As I mentioned in my last post, one of my highlights of this year's Rencontres d'Arles is Naoya Hatakeyama's exhibition at Arles' cloître Saint-Trophime. The exhibition includes two series: Scales, a recent commission for the Canadian Centre for Architecture, and Maquettes / Light, a series of images taken ten years ago but which Hatakeyama has only recently found a satisfactory way to exhibit. The first room presents the more recent Scales work which is made up of three parts: a series of five large panels showing a composite aerial view of Tokyo centred on the Mori Art Building, and then two groups of smaller prints of different scale models of the city of New York: Tobu World Square in Tochigi, Japan and Window of the World in Shenzhen, China.
Hatakeyama, a long-time photographer of architecture, seems to have been drawn towards scale models as they are disappearing from architectural practice. Nowadays the architectural process begins and ends on a computer screen, with photographs of scale models being replaced by print-outs of their computerised cousins. With this in mind, Scales explores the significance of these models just as they are becoming obsolete.
When I first saw the images of Tobu World Square's miniature New York, I was puzzled. These are classic b&w New York cityscapes, so classic that they feel familiar. Most people will have seen photographs of Manhattan's dense, towering architecture that look exactly like these: they have become an almost universal visual vocabulary. It wasn't until I reached an image of a giant man, towering over the tenth story of one of these skyscrapers, that it became clear: this is not New York but a hyperrealistic scale model of the city. The precision of the Japanese model is extraordinary (the website boasts that there are as many as 145,000 "people of 1/25 size" who "live in the park", and no two people are alike) and Hatakeyama's placement of the camera at ground-level and clever use of natural lighting plays off the ubiquity of this type of imagery of New York architecture, making the illusion of a 'real' cityscape complete.

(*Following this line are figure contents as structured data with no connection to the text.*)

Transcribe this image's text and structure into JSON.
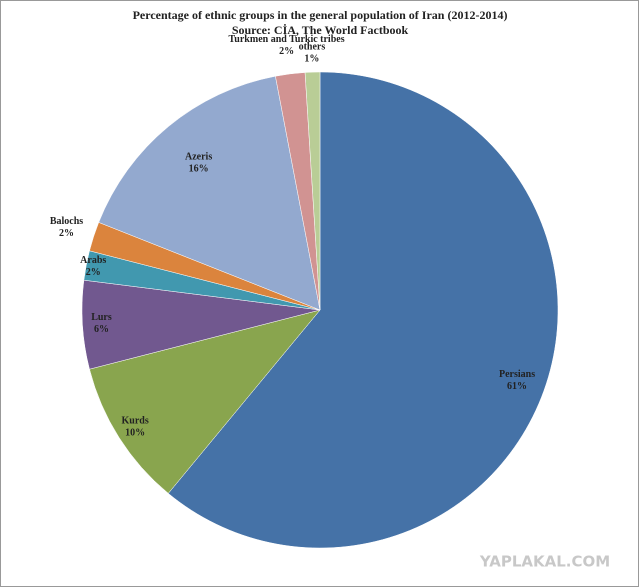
{
  "chart_data": {
    "type": "pie",
    "title": "Percentage of ethnic groups in the general population of Iran (2012-2014)",
    "subtitle": "Source: CİA, The World Factbook",
    "categories": [
      "Persians",
      "Kurds",
      "Lurs",
      "Arabs",
      "Balochs",
      "Azeris",
      "Turkmen and Turkic tribes",
      "others"
    ],
    "values": [
      61,
      10,
      6,
      2,
      2,
      16,
      2,
      1
    ],
    "value_labels": [
      "61%",
      "10%",
      "6%",
      "2%",
      "2%",
      "16%",
      "2%",
      "1%"
    ],
    "colors": [
      "#4572a7",
      "#89a54e",
      "#71588f",
      "#4198af",
      "#db843d",
      "#93a9cf",
      "#d19392",
      "#b9cd96"
    ]
  },
  "watermark": "YAPLAKAL.COM"
}
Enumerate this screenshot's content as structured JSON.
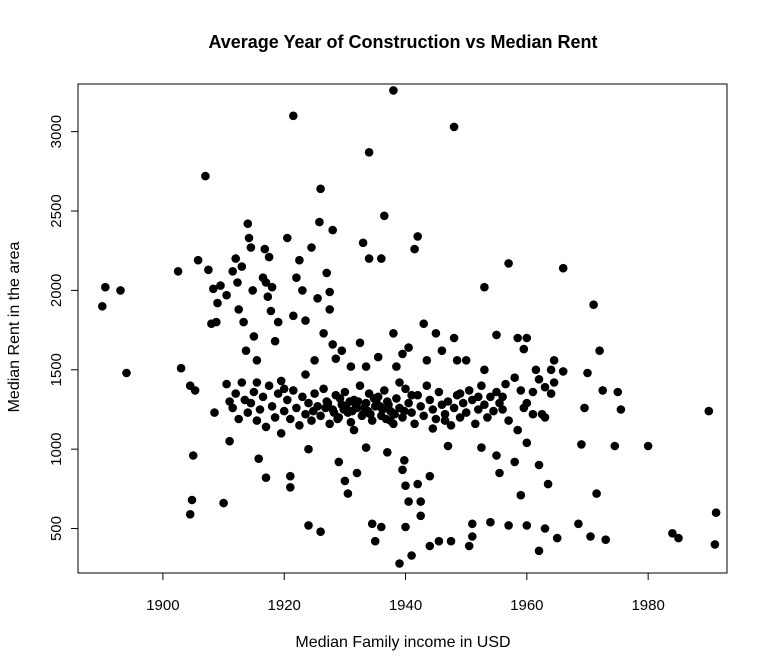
{
  "chart_data": {
    "type": "scatter",
    "title": "Average Year of Construction vs Median Rent",
    "xlabel": "Median Family income in USD",
    "ylabel": "Median Rent in the area",
    "xlim": [
      1886,
      1993
    ],
    "ylim": [
      220,
      3300
    ],
    "x_ticks": [
      1900,
      1920,
      1940,
      1960,
      1980
    ],
    "y_ticks": [
      500,
      1000,
      1500,
      2000,
      2500,
      3000
    ],
    "grid": false,
    "legend": "none",
    "point_color": "#000000",
    "points": [
      [
        1890,
        1900
      ],
      [
        1890.5,
        2020
      ],
      [
        1893,
        2000
      ],
      [
        1894,
        1480
      ],
      [
        1902.5,
        2120
      ],
      [
        1903,
        1510
      ],
      [
        1904.5,
        1400
      ],
      [
        1904.5,
        590
      ],
      [
        1904.8,
        680
      ],
      [
        1905,
        960
      ],
      [
        1905.3,
        1370
      ],
      [
        1905.8,
        2190
      ],
      [
        1907,
        2720
      ],
      [
        1907.5,
        2130
      ],
      [
        1908,
        1790
      ],
      [
        1908.3,
        2010
      ],
      [
        1908.5,
        1230
      ],
      [
        1908.8,
        1800
      ],
      [
        1909,
        1920
      ],
      [
        1909.5,
        2030
      ],
      [
        1910,
        660
      ],
      [
        1910.5,
        1970
      ],
      [
        1910.5,
        1410
      ],
      [
        1911,
        1050
      ],
      [
        1911.5,
        2120
      ],
      [
        1912,
        2200
      ],
      [
        1912.3,
        2050
      ],
      [
        1912.5,
        1880
      ],
      [
        1913,
        2150
      ],
      [
        1913.3,
        1800
      ],
      [
        1913.7,
        1620
      ],
      [
        1914,
        2420
      ],
      [
        1914.2,
        2330
      ],
      [
        1914.5,
        2270
      ],
      [
        1914.8,
        2000
      ],
      [
        1915,
        1710
      ],
      [
        1915.5,
        1560
      ],
      [
        1915.5,
        1420
      ],
      [
        1915.8,
        940
      ],
      [
        1916.5,
        2080
      ],
      [
        1916.8,
        2260
      ],
      [
        1917,
        2050
      ],
      [
        1917.3,
        1960
      ],
      [
        1917.5,
        2210
      ],
      [
        1917.8,
        1870
      ],
      [
        1918,
        2020
      ],
      [
        1918.5,
        1680
      ],
      [
        1917,
        820
      ],
      [
        1919,
        1800
      ],
      [
        1919.5,
        1430
      ],
      [
        1920,
        1380
      ],
      [
        1920.5,
        2330
      ],
      [
        1921,
        830
      ],
      [
        1921,
        760
      ],
      [
        1921.5,
        3100
      ],
      [
        1921.5,
        1840
      ],
      [
        1922,
        2080
      ],
      [
        1922.5,
        2190
      ],
      [
        1923,
        2000
      ],
      [
        1923.5,
        1810
      ],
      [
        1923.5,
        1470
      ],
      [
        1924,
        520
      ],
      [
        1924,
        1000
      ],
      [
        1924.5,
        2270
      ],
      [
        1925,
        1560
      ],
      [
        1925.5,
        1950
      ],
      [
        1925.8,
        2430
      ],
      [
        1926,
        2640
      ],
      [
        1926,
        480
      ],
      [
        1926.5,
        1730
      ],
      [
        1927,
        2110
      ],
      [
        1927.5,
        1990
      ],
      [
        1927.5,
        1880
      ],
      [
        1928,
        2380
      ],
      [
        1928,
        1660
      ],
      [
        1928.5,
        1570
      ],
      [
        1929,
        920
      ],
      [
        1929.5,
        1620
      ],
      [
        1930,
        800
      ],
      [
        1930.5,
        720
      ],
      [
        1931,
        1520
      ],
      [
        1931.5,
        1120
      ],
      [
        1932,
        850
      ],
      [
        1932.5,
        1670
      ],
      [
        1933,
        2300
      ],
      [
        1933.5,
        1520
      ],
      [
        1933.5,
        1010
      ],
      [
        1934,
        2870
      ],
      [
        1934,
        2200
      ],
      [
        1934.5,
        530
      ],
      [
        1935,
        420
      ],
      [
        1935.5,
        1580
      ],
      [
        1936,
        510
      ],
      [
        1936,
        2200
      ],
      [
        1936.5,
        2470
      ],
      [
        1937,
        980
      ],
      [
        1937.5,
        1180
      ],
      [
        1938,
        3260
      ],
      [
        1938,
        1730
      ],
      [
        1938.5,
        1520
      ],
      [
        1939,
        1420
      ],
      [
        1939,
        280
      ],
      [
        1939.5,
        1600
      ],
      [
        1939.5,
        870
      ],
      [
        1939.8,
        930
      ],
      [
        1940,
        510
      ],
      [
        1940,
        770
      ],
      [
        1940.5,
        1640
      ],
      [
        1940.5,
        670
      ],
      [
        1941,
        330
      ],
      [
        1941,
        1340
      ],
      [
        1941.5,
        2260
      ],
      [
        1942,
        2340
      ],
      [
        1942,
        780
      ],
      [
        1942.5,
        580
      ],
      [
        1942.5,
        670
      ],
      [
        1943,
        1790
      ],
      [
        1943.5,
        1560
      ],
      [
        1944,
        830
      ],
      [
        1944,
        390
      ],
      [
        1944.5,
        1130
      ],
      [
        1945,
        1730
      ],
      [
        1945.5,
        420
      ],
      [
        1946,
        1620
      ],
      [
        1946.5,
        1180
      ],
      [
        1947,
        1020
      ],
      [
        1947.5,
        420
      ],
      [
        1948,
        3030
      ],
      [
        1948,
        1700
      ],
      [
        1948.5,
        1560
      ],
      [
        1949,
        1350
      ],
      [
        1950,
        1560
      ],
      [
        1950.5,
        390
      ],
      [
        1951,
        450
      ],
      [
        1951,
        530
      ],
      [
        1952,
        1330
      ],
      [
        1952.5,
        1010
      ],
      [
        1953,
        2020
      ],
      [
        1953,
        1500
      ],
      [
        1954,
        540
      ],
      [
        1955,
        1720
      ],
      [
        1955,
        960
      ],
      [
        1955.5,
        850
      ],
      [
        1956,
        1250
      ],
      [
        1957,
        520
      ],
      [
        1957,
        2170
      ],
      [
        1958,
        920
      ],
      [
        1958.5,
        1700
      ],
      [
        1959,
        710
      ],
      [
        1959.5,
        1630
      ],
      [
        1960,
        1700
      ],
      [
        1960,
        520
      ],
      [
        1960,
        1040
      ],
      [
        1961,
        1360
      ],
      [
        1962,
        900
      ],
      [
        1962,
        360
      ],
      [
        1962.5,
        1220
      ],
      [
        1963,
        500
      ],
      [
        1963,
        1390
      ],
      [
        1963.5,
        780
      ],
      [
        1964,
        1500
      ],
      [
        1964.5,
        1560
      ],
      [
        1965,
        440
      ],
      [
        1966,
        2140
      ],
      [
        1966,
        1490
      ],
      [
        1968.5,
        530
      ],
      [
        1969,
        1030
      ],
      [
        1969.5,
        1260
      ],
      [
        1970,
        1480
      ],
      [
        1970.5,
        450
      ],
      [
        1971,
        1910
      ],
      [
        1971.5,
        720
      ],
      [
        1972,
        1620
      ],
      [
        1972.5,
        1370
      ],
      [
        1973,
        430
      ],
      [
        1974.5,
        1020
      ],
      [
        1975,
        1360
      ],
      [
        1975.5,
        1250
      ],
      [
        1980,
        1020
      ],
      [
        1984,
        470
      ],
      [
        1985,
        440
      ],
      [
        1990,
        1240
      ],
      [
        1991,
        400
      ],
      [
        1991.2,
        600
      ],
      [
        1911,
        1300
      ],
      [
        1911.5,
        1260
      ],
      [
        1912,
        1350
      ],
      [
        1912.5,
        1190
      ],
      [
        1913,
        1420
      ],
      [
        1913.5,
        1310
      ],
      [
        1914,
        1230
      ],
      [
        1914.5,
        1290
      ],
      [
        1915,
        1360
      ],
      [
        1915.5,
        1180
      ],
      [
        1916,
        1250
      ],
      [
        1916.5,
        1330
      ],
      [
        1917,
        1140
      ],
      [
        1917.5,
        1400
      ],
      [
        1918,
        1270
      ],
      [
        1918.5,
        1200
      ],
      [
        1919,
        1350
      ],
      [
        1919.5,
        1100
      ],
      [
        1920,
        1240
      ],
      [
        1920.5,
        1310
      ],
      [
        1921,
        1190
      ],
      [
        1921.5,
        1370
      ],
      [
        1922,
        1260
      ],
      [
        1922.5,
        1150
      ],
      [
        1923,
        1330
      ],
      [
        1923.5,
        1220
      ],
      [
        1924,
        1290
      ],
      [
        1924.5,
        1180
      ],
      [
        1925,
        1350
      ],
      [
        1925.5,
        1270
      ],
      [
        1926,
        1210
      ],
      [
        1926.5,
        1380
      ],
      [
        1927,
        1300
      ],
      [
        1927.5,
        1160
      ],
      [
        1928,
        1250
      ],
      [
        1928.5,
        1340
      ],
      [
        1929,
        1200
      ],
      [
        1929.5,
        1280
      ],
      [
        1930,
        1360
      ],
      [
        1930.5,
        1230
      ],
      [
        1931,
        1170
      ],
      [
        1931.5,
        1310
      ],
      [
        1932,
        1260
      ],
      [
        1932.5,
        1400
      ],
      [
        1933,
        1220
      ],
      [
        1933.5,
        1290
      ],
      [
        1934,
        1350
      ],
      [
        1934.5,
        1180
      ],
      [
        1935,
        1270
      ],
      [
        1935.5,
        1330
      ],
      [
        1936,
        1210
      ],
      [
        1936.5,
        1370
      ],
      [
        1937,
        1300
      ],
      [
        1937.5,
        1240
      ],
      [
        1938,
        1160
      ],
      [
        1938.5,
        1320
      ],
      [
        1939,
        1260
      ],
      [
        1939.5,
        1200
      ],
      [
        1940,
        1380
      ],
      [
        1940.5,
        1290
      ],
      [
        1941,
        1230
      ],
      [
        1941.5,
        1160
      ],
      [
        1942,
        1340
      ],
      [
        1942.5,
        1270
      ],
      [
        1943,
        1210
      ],
      [
        1943.5,
        1400
      ],
      [
        1944,
        1310
      ],
      [
        1944.5,
        1250
      ],
      [
        1945,
        1190
      ],
      [
        1945.5,
        1360
      ],
      [
        1946,
        1280
      ],
      [
        1946.5,
        1220
      ],
      [
        1947,
        1300
      ],
      [
        1947.5,
        1150
      ],
      [
        1948,
        1260
      ],
      [
        1948.5,
        1340
      ],
      [
        1949,
        1200
      ],
      [
        1949.5,
        1290
      ],
      [
        1950,
        1230
      ],
      [
        1950.5,
        1370
      ],
      [
        1951,
        1310
      ],
      [
        1951.5,
        1160
      ],
      [
        1952,
        1250
      ],
      [
        1952.5,
        1400
      ],
      [
        1953,
        1280
      ],
      [
        1953.5,
        1200
      ],
      [
        1954,
        1330
      ],
      [
        1954.5,
        1240
      ],
      [
        1955,
        1360
      ],
      [
        1955.5,
        1290
      ],
      [
        1927.2,
        1290
      ],
      [
        1928.2,
        1230
      ],
      [
        1929.2,
        1320
      ],
      [
        1930.2,
        1270
      ],
      [
        1931.2,
        1240
      ],
      [
        1932.2,
        1300
      ],
      [
        1933.2,
        1260
      ],
      [
        1934.2,
        1220
      ],
      [
        1935.2,
        1310
      ],
      [
        1936.2,
        1250
      ],
      [
        1937.2,
        1280
      ],
      [
        1938.2,
        1220
      ],
      [
        1929.8,
        1250
      ],
      [
        1931.8,
        1280
      ],
      [
        1933.8,
        1240
      ],
      [
        1935.8,
        1270
      ],
      [
        1937.8,
        1230
      ],
      [
        1930.8,
        1300
      ],
      [
        1932.8,
        1210
      ],
      [
        1934.8,
        1320
      ],
      [
        1926.8,
        1260
      ],
      [
        1928.8,
        1190
      ],
      [
        1936.8,
        1190
      ],
      [
        1939.8,
        1240
      ],
      [
        1924.8,
        1240
      ],
      [
        1958,
        1450
      ],
      [
        1959,
        1370
      ],
      [
        1960,
        1290
      ],
      [
        1961,
        1220
      ],
      [
        1962,
        1440
      ],
      [
        1957,
        1180
      ],
      [
        1956,
        1330
      ],
      [
        1964,
        1350
      ],
      [
        1963,
        1200
      ],
      [
        1958.5,
        1120
      ],
      [
        1961.5,
        1500
      ],
      [
        1964.5,
        1420
      ],
      [
        1956.5,
        1410
      ],
      [
        1959.5,
        1260
      ]
    ]
  }
}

In the second section of the series, Hatakeyama travelled to China, to Shenzhen's Window of the World theme park. Whereas the Japanese created a precise replica of New York based on multiple visits to the city and the use of precise architectural measurements, China's model was based purely on postcards and other images of New York cityscapes. It is essentially a composite representation made up from multiple photographs of the city, and as such it has a strange, removed relationship to New York itself. Hatakeyama chose to shoot these images in color, and the flattened perspective and muted colours of these rickety skyscrapers give the images a painterly quality (he was reminded of Paul Klee's palette when shooting these images). The model is in poor shape and the buildings sit at odd angles to each other, which gives these images a desolate, post-apocalyptic feeling.
The second part of the exhibition is the earlier series of Maquettes / Light. The presentation of these is brilliant: Hatakeyama has found a way of making apparently 'normal' black and white silver-gelatin prints of Tokyo by night emit light (which your computer screen is not going to replicate: see them in person). The brilliant whites and deep blacks of these photographs give the scenes an ultra-vividness. They are no longer photographs of the city, but of light itself. Juxtaposing these with Scales gives the work an added dimension: we are made to question whether we are looking at a real cityscape, or another maquette. However, where the images of Tobu World Square give off a sense of dread at the thought of our world being trapped in a single moment of miniaturised time and space, these Tokyo nightscapes seem to be living fragments of the flow of light and time.
In a year when much of the work on show at Arles felt like a punch in the gut, Hatakeyama's exhibition is a refreshingly seductive, gently provocative invitation to start a conversation. A conversation about the nature of the modern city and the ways in which we attempt to make sense of this reality.
Scales. Maquettes / Light: Tautology of the Image Cloître Saint-Trophime, Arles. 7 July - 13 September 2009.